Texte intégral
RÉPUBLIQUE FRANÇAISE
AU NOM DU PEUPLE FRANÇAIS
COUR D'APPEL DE PARIS
L. 742-1 et suivants du Code de l'entrée et du séjour
des étrangers et du droit d'asile
ORDONNANCE DU 30 AVRIL 2024
(1 pages)
Numéro d'inscription au répertoire général et de décision : B N° RG 24/01948 - N° Portalis 35L7-V-B7I-CJJ6O
Décision déférée : ordonnance rendue le 28 avril 2024, à 17h31, par le juge des libertés et de la détention du tribunal judiciaire de Paris
Nous, Patricia Dufour, conseillère à la cour d'appel de Paris, agissant par délégation du premier président de cette cour, assistée de Roxanne Therasse, greffière au prononcé de l'ordonnance,
APPELANT :
M. [D] [P] [E]
né le 20 mai 1982 à [Localité 1], de nationalité camerounaise
RETENU au centre de rétention : [2]
Informé le 29 avril 2024 à 14h52, de la possibilité de faire valoir ses observations sur le caractère manifestement irrecevable de son appel, en application des dispositions de l'article R 743-11 du code de l'entrée et du séjour des étrangers et du droit d'asile
INTIMÉ :
LE PREFET DE POLICE
Informé le 29 avril 2024 à 14h52, de la possibilité de faire valoir ses observations sur le caractère manifestement irrecevable de l'appel, en application des dispositions de l'article R 743-11 du code de l'entrée et du séjour des étrangers et du droit d'asile,
MINISTÈRE PUBLIC, avisé de la date et de l'heure de l'audience
ORDONNANCE : contradictoire
- Vu l'ordonnance du 28 avril 2024 du juge des libertés et de la détention du tribunal judiciaire de Paris rejetant les exceptions de nullité soulevées et ordonnant la prolongation du maintien de M. [D] [P] [E] dans les locaux ne relevant pas de l'administration pénitentiaire, pour une durée maximale de vingt huit jours, soit jusqu'au 26 mai 2024 ;
- Vu l'appel interjeté le 29 avril 2024, à 11h02, par M. [D] [P] [E] ;
SUR QUOI,
Aux termes de l'article L 743-11 du code de l'entrée et du séjour des étrangers et du droit d'asile, l'appel doit être formé par une déclaration motivée ; en cas d'appel manifestement irrecevable, aux termes de l'article L 743-23 du code de l'entrée et du séjour des étrangers et du droit d'asile, celui-ci peut être rejeté sans convocation préalable des parties ; dans les cas d'espèce, il est d'une bonne administration de la justice de faire application dudit article ;
Il résulte des dispositions de l'article L. 743-23 2° du code précité que le premier président de la cour d'appel ou son délégué peut, par ordonnance motivée et sans avoir préalablement convoqué les parties, rejeter les déclarations d'appel concernées par les dispositions précitées.

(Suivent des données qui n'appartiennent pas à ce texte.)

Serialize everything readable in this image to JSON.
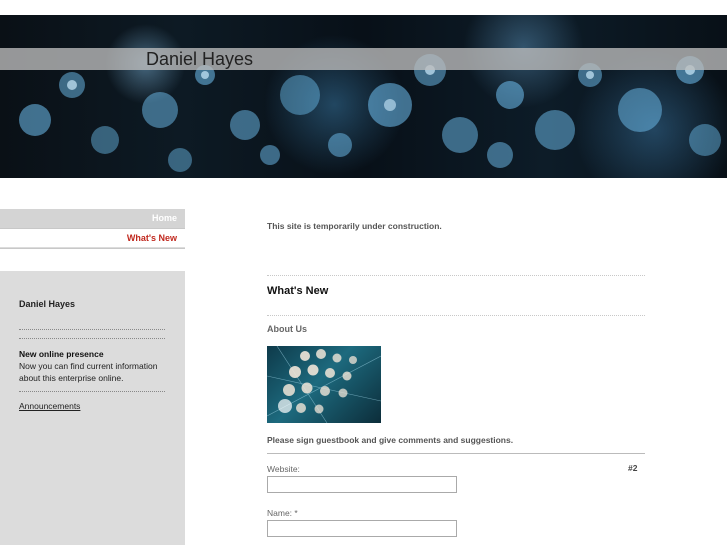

En l'espèce, l'appel formé par M.[D] [P] [E] doit être rejeté dès lors qu'il est dénué d'argument réel et sérieux de contestation de l'ordonnance critiquée puisque les irrégularités qu'il évoque ne sont ni précisées ni juridiquement argumentées et qu'il ne remet pas en cause l'effectivité des motifs retenus par le premier juge pour considérer que l'intéressé ne justifie pas de garanties de représentation permettant une assignation à résidence.
PAR CES MOTIFS
REJETONS la déclaration d'appel
ORDONNONS la remise immédiate au procureur général d'une expédition de la présente ordonnance.

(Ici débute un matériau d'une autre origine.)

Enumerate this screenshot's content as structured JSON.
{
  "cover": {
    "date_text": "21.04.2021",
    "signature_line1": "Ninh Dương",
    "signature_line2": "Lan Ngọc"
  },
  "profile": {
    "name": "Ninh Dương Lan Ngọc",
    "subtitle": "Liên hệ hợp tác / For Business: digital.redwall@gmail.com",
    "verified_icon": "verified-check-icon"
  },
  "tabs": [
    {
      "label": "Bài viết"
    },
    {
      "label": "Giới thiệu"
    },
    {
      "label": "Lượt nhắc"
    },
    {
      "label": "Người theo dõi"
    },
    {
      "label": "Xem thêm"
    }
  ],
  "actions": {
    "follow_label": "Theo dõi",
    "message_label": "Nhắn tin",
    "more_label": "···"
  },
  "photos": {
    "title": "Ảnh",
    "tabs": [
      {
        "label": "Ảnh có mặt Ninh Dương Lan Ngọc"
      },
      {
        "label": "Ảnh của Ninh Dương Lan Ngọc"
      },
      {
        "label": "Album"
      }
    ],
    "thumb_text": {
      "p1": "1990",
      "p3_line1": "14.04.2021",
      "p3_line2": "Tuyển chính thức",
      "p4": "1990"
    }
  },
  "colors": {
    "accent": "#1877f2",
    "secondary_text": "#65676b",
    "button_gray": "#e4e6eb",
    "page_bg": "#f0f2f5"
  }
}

Fait à Paris le 30 avril 2024 à 09h00
LE GREFFIER, LE PRÉSIDENT,
REÇU NOTIFICATION DE L'ORDONNANCE ET DE L'EXERCICE DES VOIES DE RECOURS :
Pour information :
L'ordonnance n'est pas susceptible d'opposition.
Le pourvoi en cassation est ouvert à l'étranger, à l'autorité administrative qui a prononcé le maintien en zone d'attente ou la rétention et au ministère public.

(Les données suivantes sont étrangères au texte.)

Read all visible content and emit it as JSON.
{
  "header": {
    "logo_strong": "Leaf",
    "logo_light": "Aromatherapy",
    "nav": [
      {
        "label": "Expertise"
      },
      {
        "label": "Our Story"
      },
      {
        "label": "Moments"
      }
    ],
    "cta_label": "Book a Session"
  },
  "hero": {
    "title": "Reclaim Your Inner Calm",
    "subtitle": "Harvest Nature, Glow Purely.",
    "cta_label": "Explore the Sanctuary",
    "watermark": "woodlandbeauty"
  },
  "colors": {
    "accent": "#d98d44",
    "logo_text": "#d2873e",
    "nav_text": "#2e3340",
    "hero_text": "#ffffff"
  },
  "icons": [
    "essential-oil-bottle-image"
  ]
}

Le délai de pourvoi en cassation est de deux mois à compter de la notification.
Le pourvoi est formé par déclaration écrite remise au secrétariat greffe de la Cour de cassation par l'avocat au Conseil d'Etat et à la Cour de cassation constitué par le demandeur.
Notification effectuée aux parties par LRAR ou télécopie et/ou courriel.